The Euro may test the late-September low of 1.1645, although it remains uncertain if it will drop clearly below this level. Recent movements saw the Euro dip to 1.1649 before rebounding to close at 1.1709.
In the short term, the Euro is expected to trade within the range of 1.1690 to 1.1730. Analysts had noted a downward bias, but momentum has not been strong enough to suggest a sustained decline.
Anticipated Movements
In the coming weeks, the Euro is anticipated to move between 1.1675 and 1.1790. While the currency fell below 1.1675 recently, downward momentum has not increased enough to continue this trend. To maintain any downward pressure, the Euro needs to stay below the resistance level of 1.1755. The investigation into whether the Euro can clearly break the 1.1645 support level continues.
The recent bounce from the 1.1649 low seems to have stalled the immediate downward pressure, suggesting the Euro may trade sideways for now. We expect a tight range between 1.1690 and 1.1730 in the very near term. For traders, this means aggressive new bearish bets might be premature until a clearer directional signal emerges.
However, the underlying weakness in the Euro is supported by fundamental data, which points to a stronger dollar. Last Friday’s US jobs report on October 3, 2025, showed a robust 210,000 jobs were added, reinforcing the Federal Reserve’s hawkish stance. This contrasts sharply with this morning’s German factory orders, which unexpectedly fell by 0.8% for August, weighing on the Eurozone outlook.
Trading Strategies
In the coming weeks, the 1.1755 level acts as a strong ceiling, and derivative traders should see this as a key threshold. Selling out-of-the-money call options or establishing bear call spreads with strikes above this level could be a prudent strategy. This approach profits from time decay and the likelihood that any rallies will fail to breach this significant resistance.
For those anticipating a more decisive move down, the target remains the late-September low of 1.1645. Buying put options with a strike price at or below 1.1650 provides a direct way to position for a breakdown.
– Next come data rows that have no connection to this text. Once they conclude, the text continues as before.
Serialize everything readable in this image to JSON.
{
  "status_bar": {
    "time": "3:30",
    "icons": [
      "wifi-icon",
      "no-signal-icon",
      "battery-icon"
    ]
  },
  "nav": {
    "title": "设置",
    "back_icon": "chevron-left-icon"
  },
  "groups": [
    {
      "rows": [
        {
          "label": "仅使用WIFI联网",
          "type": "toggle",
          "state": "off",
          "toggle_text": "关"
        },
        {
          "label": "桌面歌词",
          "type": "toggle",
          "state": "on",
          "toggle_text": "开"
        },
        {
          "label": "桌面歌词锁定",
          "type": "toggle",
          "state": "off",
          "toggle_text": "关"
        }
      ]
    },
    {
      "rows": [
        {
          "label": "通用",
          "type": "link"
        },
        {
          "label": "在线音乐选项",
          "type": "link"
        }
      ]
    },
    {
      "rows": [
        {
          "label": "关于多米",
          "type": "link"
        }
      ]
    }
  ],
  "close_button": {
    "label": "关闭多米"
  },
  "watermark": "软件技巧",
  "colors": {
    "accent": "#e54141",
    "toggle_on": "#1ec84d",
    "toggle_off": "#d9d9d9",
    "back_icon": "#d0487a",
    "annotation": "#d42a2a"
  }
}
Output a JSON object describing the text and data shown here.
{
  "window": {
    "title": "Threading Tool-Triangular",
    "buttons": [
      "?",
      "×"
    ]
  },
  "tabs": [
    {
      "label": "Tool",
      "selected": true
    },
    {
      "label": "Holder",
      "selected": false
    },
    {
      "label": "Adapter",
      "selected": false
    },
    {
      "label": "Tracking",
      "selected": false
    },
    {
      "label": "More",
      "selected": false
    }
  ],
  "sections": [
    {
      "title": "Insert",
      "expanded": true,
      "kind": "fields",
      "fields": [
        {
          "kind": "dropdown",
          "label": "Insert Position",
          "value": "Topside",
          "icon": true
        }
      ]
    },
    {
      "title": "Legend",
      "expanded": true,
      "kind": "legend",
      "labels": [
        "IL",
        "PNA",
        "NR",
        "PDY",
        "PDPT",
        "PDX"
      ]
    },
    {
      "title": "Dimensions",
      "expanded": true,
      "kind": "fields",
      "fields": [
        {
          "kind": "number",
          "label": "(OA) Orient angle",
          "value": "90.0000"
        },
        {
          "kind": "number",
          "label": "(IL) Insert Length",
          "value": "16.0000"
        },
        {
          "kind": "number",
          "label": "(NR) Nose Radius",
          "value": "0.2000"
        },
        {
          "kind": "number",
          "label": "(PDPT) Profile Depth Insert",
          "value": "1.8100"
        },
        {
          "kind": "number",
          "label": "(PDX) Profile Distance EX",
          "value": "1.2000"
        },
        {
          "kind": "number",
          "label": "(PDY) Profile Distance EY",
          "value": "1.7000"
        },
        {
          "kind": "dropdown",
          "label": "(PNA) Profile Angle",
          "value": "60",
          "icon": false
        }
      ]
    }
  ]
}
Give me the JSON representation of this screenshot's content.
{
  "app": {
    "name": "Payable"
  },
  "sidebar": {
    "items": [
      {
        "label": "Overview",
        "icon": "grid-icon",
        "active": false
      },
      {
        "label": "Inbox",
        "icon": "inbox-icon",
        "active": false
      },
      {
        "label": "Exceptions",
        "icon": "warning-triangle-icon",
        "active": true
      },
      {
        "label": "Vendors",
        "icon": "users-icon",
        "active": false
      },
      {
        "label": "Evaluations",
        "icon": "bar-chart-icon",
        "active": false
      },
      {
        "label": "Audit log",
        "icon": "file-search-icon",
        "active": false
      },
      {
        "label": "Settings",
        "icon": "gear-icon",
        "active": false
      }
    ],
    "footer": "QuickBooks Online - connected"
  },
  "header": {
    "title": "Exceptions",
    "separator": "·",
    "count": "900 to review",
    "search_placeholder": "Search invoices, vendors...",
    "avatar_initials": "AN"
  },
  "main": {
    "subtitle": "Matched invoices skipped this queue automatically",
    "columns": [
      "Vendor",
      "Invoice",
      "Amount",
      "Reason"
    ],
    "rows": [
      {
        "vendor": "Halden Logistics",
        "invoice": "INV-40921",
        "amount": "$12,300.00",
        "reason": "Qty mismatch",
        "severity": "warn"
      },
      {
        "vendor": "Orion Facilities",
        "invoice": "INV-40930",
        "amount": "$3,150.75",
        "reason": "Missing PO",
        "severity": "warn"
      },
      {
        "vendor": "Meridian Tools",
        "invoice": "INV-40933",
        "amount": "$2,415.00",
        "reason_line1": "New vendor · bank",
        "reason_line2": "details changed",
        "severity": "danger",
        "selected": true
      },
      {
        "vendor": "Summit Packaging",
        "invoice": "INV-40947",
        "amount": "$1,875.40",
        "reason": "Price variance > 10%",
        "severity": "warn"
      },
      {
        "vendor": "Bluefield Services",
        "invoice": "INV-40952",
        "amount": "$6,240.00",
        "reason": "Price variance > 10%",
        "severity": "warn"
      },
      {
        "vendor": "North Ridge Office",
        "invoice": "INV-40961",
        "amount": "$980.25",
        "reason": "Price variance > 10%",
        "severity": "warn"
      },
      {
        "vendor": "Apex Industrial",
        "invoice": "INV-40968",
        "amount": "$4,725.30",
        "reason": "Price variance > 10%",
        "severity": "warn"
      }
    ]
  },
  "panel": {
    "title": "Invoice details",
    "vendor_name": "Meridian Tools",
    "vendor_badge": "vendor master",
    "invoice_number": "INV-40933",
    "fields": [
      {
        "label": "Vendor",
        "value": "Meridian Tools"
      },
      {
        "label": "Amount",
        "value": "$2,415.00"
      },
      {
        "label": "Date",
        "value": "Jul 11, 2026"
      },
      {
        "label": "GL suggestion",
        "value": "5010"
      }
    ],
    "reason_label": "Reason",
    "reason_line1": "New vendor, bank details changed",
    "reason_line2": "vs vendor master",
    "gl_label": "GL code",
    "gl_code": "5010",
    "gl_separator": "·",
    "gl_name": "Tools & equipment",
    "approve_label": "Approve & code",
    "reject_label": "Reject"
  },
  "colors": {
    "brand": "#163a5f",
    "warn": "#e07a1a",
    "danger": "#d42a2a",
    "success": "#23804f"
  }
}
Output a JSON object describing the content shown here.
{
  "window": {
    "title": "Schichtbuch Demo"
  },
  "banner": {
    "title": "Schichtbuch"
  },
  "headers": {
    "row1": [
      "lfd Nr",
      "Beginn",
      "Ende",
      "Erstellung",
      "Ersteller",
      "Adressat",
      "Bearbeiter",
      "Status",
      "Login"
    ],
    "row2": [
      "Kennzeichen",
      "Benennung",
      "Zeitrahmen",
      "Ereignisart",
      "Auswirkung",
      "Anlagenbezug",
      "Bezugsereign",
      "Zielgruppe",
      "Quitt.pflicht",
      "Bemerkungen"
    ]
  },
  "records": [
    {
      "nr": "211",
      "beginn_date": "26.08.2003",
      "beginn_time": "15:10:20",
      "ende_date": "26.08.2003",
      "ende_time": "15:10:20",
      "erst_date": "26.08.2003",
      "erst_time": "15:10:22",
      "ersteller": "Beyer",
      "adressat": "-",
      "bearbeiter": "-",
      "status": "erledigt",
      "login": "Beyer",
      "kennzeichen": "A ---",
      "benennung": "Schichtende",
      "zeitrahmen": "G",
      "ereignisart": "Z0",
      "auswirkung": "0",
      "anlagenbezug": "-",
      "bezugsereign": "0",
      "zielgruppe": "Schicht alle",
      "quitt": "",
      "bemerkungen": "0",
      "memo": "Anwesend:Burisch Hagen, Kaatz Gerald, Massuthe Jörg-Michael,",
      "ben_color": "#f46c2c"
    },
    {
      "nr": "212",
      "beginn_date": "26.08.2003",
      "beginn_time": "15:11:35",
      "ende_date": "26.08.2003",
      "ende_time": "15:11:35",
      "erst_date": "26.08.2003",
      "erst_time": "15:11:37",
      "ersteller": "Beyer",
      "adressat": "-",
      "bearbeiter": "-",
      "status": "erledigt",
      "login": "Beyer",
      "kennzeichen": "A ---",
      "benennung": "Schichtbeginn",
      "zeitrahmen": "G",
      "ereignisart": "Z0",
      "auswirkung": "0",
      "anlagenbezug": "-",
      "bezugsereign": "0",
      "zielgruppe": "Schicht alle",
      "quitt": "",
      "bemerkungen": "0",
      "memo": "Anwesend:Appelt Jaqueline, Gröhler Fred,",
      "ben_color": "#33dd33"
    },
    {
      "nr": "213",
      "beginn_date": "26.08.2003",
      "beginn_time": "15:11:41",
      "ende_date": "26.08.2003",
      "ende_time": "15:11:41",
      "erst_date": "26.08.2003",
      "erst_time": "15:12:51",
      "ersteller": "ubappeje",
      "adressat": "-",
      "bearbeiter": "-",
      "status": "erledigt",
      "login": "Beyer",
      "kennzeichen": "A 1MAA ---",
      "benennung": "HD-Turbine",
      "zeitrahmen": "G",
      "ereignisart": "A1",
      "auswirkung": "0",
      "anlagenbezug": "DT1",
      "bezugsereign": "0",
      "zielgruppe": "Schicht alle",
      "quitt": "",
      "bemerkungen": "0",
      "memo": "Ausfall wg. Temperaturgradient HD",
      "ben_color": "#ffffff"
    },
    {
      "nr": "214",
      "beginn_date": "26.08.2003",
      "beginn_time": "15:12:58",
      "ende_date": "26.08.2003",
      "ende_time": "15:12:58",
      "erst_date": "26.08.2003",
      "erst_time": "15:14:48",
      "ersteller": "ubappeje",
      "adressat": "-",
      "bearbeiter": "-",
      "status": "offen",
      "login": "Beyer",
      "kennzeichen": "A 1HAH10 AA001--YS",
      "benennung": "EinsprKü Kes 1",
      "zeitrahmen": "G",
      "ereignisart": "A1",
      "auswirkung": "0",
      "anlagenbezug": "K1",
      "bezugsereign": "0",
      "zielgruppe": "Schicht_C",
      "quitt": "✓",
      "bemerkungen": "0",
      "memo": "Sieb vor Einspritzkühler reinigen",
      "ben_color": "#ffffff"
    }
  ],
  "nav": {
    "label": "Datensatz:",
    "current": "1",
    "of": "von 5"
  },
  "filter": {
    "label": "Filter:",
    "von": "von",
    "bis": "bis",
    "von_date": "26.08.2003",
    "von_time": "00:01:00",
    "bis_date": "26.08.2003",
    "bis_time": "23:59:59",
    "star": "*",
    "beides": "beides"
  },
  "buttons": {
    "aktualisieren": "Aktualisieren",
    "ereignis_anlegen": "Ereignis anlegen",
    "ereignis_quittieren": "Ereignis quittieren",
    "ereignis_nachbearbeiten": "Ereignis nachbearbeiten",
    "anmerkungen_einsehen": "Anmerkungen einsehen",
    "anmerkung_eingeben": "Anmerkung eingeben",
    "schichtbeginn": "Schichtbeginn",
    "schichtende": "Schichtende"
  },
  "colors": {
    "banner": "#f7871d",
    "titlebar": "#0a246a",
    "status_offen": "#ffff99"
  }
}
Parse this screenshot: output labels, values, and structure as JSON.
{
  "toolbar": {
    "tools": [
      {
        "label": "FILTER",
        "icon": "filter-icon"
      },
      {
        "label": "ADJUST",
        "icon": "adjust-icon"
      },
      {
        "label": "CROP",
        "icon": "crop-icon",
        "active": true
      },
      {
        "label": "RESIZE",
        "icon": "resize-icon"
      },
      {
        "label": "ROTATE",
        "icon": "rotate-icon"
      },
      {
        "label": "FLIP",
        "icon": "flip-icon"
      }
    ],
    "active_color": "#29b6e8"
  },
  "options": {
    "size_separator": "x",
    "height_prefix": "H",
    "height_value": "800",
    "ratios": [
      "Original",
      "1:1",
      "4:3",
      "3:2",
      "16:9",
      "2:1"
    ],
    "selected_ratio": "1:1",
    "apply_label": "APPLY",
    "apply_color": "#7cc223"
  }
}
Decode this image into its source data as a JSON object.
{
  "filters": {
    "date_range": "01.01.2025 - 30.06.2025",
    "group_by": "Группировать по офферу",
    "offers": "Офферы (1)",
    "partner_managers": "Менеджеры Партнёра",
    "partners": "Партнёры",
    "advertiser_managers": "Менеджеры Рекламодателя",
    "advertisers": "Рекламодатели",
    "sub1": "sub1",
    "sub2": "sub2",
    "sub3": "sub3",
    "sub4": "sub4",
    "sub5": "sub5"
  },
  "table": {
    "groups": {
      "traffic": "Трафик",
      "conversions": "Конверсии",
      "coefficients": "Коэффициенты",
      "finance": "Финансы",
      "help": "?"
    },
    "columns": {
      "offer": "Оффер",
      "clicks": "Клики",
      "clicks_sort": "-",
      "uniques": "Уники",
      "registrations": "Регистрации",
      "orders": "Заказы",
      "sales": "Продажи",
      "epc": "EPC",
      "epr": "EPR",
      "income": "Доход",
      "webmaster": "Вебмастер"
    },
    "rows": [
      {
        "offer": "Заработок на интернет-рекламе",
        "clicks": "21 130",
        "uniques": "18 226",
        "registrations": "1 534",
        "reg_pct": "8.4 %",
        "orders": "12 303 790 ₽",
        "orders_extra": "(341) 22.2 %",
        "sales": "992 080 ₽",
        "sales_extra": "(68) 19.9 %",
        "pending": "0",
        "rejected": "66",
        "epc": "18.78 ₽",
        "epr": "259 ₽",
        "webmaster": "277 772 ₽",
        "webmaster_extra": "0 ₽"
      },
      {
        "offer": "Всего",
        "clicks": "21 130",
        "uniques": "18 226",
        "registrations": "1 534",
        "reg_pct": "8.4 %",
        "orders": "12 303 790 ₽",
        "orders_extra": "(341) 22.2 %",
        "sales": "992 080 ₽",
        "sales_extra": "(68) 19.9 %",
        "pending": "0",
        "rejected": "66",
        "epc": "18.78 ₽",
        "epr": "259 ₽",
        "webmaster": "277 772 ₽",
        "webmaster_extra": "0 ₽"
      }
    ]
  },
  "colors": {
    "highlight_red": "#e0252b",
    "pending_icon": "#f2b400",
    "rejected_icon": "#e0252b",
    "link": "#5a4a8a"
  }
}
A bear put spread could also be used to lower the upfront cost while targeting this specific support level.
We remember a similar price action back in the third quarter of 2023, where a period of consolidation at a key support was followed by a sustained leg down for the EUR/USD. The current buildup in downward momentum, while not yet decisive, echoes that historical pattern. This past behavior suggests that patience may be required before the pair makes its next significant move lower.